Casey has known Dallimore as both the artistic director of Leon and as an artist in his own right. She collaborated with him to bring work by artists associated with Leon to The Maven Hotel in LoDo's Dairy Block mixed-use development.
She's come to see attending exhibitions at Leon as "going into a little world every time, a new world."
"I think of more innovative and more installation-based work when I think of Leon," Casey said.
She said she has long wanted to find a client for Dallimore's work. The apartment developer for whom Dallimore prepared his proposals was interested in the industrial scale and aesthetic of the large, rough-hewn sculptures Dallimore has created in the past.
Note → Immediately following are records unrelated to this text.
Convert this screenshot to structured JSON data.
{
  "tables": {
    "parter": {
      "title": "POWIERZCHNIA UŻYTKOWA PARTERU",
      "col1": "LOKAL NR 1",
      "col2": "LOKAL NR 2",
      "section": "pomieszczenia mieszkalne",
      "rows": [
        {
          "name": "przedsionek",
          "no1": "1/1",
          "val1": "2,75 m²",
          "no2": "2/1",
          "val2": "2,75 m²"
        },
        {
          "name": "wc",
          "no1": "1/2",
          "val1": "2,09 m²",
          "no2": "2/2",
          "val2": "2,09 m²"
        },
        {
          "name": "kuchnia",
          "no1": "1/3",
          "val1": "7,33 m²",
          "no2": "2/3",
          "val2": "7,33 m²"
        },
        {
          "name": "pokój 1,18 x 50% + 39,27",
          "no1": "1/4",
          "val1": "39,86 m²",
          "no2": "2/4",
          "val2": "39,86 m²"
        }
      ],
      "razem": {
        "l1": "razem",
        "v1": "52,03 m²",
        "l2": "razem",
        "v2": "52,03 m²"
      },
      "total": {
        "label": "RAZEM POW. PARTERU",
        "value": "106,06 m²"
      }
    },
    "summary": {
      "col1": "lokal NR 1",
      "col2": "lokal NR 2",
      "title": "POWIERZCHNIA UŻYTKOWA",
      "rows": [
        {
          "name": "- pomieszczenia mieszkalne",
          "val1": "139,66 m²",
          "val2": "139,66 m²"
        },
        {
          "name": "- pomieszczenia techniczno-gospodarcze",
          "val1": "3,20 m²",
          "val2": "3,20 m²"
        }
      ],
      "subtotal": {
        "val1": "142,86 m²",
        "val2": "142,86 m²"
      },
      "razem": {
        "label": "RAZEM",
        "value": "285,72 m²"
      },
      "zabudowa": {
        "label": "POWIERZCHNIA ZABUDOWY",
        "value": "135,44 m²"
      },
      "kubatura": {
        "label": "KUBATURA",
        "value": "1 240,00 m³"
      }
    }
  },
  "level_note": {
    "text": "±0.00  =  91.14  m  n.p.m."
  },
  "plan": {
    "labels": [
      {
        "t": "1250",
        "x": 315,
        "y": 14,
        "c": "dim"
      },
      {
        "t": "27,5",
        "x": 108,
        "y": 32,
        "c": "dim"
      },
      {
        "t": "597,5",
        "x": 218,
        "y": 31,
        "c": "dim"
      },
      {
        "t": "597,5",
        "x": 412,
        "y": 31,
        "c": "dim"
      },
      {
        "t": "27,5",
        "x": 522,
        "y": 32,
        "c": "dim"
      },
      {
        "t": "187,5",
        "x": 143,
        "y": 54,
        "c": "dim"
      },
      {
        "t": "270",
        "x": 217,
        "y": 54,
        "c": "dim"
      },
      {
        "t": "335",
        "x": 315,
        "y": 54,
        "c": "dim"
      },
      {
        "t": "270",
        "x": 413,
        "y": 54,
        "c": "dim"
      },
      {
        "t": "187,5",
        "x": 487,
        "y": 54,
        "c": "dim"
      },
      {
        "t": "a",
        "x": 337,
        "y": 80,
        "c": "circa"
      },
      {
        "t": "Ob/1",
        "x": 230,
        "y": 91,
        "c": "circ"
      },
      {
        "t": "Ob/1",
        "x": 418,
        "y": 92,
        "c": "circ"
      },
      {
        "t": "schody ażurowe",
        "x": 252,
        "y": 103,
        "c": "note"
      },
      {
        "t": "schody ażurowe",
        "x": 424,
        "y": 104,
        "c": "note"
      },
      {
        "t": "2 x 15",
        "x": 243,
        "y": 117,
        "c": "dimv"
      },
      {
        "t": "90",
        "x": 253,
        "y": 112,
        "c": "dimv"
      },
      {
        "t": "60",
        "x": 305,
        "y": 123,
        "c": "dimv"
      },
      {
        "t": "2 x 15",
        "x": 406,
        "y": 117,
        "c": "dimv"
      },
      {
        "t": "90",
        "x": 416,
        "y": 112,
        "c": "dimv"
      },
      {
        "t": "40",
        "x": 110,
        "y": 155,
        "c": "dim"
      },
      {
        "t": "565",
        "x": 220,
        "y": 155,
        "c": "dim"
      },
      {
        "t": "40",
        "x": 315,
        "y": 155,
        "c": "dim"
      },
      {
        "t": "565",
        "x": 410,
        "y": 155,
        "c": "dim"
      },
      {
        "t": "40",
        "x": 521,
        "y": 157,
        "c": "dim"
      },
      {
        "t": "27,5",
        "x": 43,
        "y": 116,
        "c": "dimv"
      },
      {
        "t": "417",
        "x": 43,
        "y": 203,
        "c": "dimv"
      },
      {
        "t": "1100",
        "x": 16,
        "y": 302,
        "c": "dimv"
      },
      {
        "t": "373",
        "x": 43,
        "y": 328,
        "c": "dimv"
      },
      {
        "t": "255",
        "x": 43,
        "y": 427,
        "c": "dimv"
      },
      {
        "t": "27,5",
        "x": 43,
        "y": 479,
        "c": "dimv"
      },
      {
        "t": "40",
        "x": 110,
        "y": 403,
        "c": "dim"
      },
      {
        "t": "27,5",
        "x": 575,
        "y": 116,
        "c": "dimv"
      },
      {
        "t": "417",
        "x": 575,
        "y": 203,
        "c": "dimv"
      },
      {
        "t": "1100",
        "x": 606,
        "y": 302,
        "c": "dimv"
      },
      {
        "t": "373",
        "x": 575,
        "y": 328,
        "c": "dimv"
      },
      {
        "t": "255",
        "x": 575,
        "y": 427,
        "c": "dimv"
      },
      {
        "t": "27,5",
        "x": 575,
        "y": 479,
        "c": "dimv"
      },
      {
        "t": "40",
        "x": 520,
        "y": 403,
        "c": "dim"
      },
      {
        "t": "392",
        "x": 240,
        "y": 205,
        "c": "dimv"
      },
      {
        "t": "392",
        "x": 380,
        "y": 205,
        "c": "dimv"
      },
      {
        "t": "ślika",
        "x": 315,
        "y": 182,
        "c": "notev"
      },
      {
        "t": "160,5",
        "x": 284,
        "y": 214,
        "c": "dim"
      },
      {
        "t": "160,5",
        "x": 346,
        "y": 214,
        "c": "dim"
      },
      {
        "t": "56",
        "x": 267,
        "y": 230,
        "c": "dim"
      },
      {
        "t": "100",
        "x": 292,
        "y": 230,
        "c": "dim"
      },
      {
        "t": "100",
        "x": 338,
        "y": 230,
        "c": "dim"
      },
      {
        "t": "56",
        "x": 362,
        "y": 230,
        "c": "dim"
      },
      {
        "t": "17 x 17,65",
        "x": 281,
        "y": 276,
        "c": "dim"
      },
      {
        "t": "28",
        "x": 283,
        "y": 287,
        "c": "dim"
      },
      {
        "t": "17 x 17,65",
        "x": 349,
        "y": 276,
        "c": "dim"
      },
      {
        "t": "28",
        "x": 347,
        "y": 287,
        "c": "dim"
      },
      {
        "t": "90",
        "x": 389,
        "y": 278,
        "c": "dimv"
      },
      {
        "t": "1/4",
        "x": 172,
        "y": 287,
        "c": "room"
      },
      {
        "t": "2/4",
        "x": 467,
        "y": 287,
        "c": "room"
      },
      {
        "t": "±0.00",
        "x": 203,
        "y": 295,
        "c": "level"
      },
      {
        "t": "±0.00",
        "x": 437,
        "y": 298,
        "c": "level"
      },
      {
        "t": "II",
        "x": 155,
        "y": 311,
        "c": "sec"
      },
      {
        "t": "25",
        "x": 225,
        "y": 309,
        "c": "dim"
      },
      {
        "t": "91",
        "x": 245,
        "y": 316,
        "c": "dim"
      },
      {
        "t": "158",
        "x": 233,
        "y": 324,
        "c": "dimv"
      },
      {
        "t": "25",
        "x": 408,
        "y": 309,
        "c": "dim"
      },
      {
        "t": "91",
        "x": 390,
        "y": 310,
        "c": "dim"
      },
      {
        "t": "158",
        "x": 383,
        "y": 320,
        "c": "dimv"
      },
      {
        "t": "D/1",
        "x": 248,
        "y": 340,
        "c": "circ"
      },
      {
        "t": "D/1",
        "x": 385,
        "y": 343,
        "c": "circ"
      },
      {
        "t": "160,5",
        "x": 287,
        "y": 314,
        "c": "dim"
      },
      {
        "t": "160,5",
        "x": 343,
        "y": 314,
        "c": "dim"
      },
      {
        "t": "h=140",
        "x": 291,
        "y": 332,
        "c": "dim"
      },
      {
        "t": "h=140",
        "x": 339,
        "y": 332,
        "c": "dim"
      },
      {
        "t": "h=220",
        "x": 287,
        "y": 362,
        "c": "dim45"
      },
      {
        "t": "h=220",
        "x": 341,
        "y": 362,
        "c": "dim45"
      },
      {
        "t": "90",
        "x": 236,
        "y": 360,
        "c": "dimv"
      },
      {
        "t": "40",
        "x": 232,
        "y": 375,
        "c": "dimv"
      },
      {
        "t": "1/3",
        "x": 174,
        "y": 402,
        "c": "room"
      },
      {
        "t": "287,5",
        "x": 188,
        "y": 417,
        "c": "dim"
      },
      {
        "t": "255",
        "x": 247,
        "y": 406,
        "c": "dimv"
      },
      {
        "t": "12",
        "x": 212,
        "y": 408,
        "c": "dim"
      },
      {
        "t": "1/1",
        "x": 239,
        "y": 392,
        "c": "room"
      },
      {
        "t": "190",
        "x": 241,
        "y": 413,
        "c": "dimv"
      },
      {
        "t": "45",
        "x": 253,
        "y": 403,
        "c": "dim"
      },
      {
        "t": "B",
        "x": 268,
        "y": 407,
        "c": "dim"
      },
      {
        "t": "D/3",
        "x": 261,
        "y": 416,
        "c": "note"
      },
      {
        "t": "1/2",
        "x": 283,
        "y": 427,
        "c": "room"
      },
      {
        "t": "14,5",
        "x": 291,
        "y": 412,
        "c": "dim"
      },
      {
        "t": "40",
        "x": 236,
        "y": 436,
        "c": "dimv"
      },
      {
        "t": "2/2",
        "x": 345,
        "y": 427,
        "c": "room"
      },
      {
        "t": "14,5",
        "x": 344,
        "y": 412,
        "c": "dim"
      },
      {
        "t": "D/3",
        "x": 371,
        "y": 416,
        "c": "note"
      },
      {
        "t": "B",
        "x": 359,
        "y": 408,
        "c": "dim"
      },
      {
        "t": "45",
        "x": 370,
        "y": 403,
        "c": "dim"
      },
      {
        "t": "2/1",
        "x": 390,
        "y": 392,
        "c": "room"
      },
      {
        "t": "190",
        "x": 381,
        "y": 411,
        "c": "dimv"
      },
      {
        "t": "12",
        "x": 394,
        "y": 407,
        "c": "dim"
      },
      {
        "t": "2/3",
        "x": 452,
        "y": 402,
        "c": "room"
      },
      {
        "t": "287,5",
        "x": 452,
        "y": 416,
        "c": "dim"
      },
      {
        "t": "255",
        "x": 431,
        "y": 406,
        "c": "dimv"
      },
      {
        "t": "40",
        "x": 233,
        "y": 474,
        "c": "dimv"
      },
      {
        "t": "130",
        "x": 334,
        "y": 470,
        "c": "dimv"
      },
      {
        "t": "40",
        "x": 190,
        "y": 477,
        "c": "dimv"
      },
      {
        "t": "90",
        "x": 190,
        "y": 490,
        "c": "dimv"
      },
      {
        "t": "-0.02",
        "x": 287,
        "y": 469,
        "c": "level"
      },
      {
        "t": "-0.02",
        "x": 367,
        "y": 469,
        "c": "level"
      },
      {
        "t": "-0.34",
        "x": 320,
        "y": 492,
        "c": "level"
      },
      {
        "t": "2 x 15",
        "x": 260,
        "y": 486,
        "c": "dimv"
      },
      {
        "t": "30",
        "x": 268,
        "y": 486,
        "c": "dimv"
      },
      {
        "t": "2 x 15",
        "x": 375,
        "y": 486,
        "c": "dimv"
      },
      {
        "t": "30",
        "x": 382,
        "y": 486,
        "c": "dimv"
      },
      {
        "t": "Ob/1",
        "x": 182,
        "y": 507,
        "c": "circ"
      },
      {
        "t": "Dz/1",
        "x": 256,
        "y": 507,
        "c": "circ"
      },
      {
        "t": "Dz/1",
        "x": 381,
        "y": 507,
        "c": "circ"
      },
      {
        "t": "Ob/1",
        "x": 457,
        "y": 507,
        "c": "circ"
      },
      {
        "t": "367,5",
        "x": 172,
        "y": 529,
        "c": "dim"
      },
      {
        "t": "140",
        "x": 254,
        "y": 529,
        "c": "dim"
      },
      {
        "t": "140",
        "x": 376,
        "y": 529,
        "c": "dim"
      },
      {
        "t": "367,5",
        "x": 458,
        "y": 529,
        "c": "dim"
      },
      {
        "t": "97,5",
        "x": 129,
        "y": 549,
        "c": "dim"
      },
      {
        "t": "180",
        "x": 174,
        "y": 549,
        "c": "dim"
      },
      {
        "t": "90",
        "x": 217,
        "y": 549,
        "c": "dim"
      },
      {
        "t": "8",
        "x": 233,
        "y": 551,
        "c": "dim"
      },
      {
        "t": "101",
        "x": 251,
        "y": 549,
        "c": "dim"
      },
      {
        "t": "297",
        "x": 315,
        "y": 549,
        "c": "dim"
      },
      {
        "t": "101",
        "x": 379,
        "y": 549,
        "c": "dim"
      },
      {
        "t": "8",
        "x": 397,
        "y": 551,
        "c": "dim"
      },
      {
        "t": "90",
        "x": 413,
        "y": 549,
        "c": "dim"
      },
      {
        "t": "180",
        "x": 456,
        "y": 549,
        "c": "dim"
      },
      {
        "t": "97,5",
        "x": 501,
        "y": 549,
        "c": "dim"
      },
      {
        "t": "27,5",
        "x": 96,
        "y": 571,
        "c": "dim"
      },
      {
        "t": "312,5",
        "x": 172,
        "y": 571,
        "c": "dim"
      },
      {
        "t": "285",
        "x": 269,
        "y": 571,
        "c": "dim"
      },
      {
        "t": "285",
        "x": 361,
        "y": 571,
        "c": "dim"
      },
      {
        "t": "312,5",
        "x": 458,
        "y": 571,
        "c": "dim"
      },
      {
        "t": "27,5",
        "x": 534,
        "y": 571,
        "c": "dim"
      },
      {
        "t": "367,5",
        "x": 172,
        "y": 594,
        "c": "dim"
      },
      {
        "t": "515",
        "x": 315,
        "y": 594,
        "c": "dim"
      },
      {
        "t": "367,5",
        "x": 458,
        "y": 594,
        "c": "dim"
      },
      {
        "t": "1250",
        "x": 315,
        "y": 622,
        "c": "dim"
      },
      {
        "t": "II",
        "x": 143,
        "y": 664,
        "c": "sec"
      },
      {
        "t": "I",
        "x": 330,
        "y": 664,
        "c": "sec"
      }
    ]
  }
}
Once Dallimore finally hit on an idea, he moved on to the research aspect of creating art. He scoured the internet to see whether excavator parts were available, and called a company another artist recommended to make sure the machinery could be powder-coated.
"There's so much problem solving in public art," he said. "I love problem solving."
Getting his ideas into proposal form was the most difficult part of the process. He'd rather be carving wood than formatting a PDF.
He met the deadline set by Casey, who was to present his two ideas and proposals from the two other artists to the developer team this week. She expected a decision in a week.
"Imagine if they let me build this," Dallimore said. "Just playing with these massive forms would be very exciting."
If not, he said, the idea will be safe in his notebook, awaiting its moment.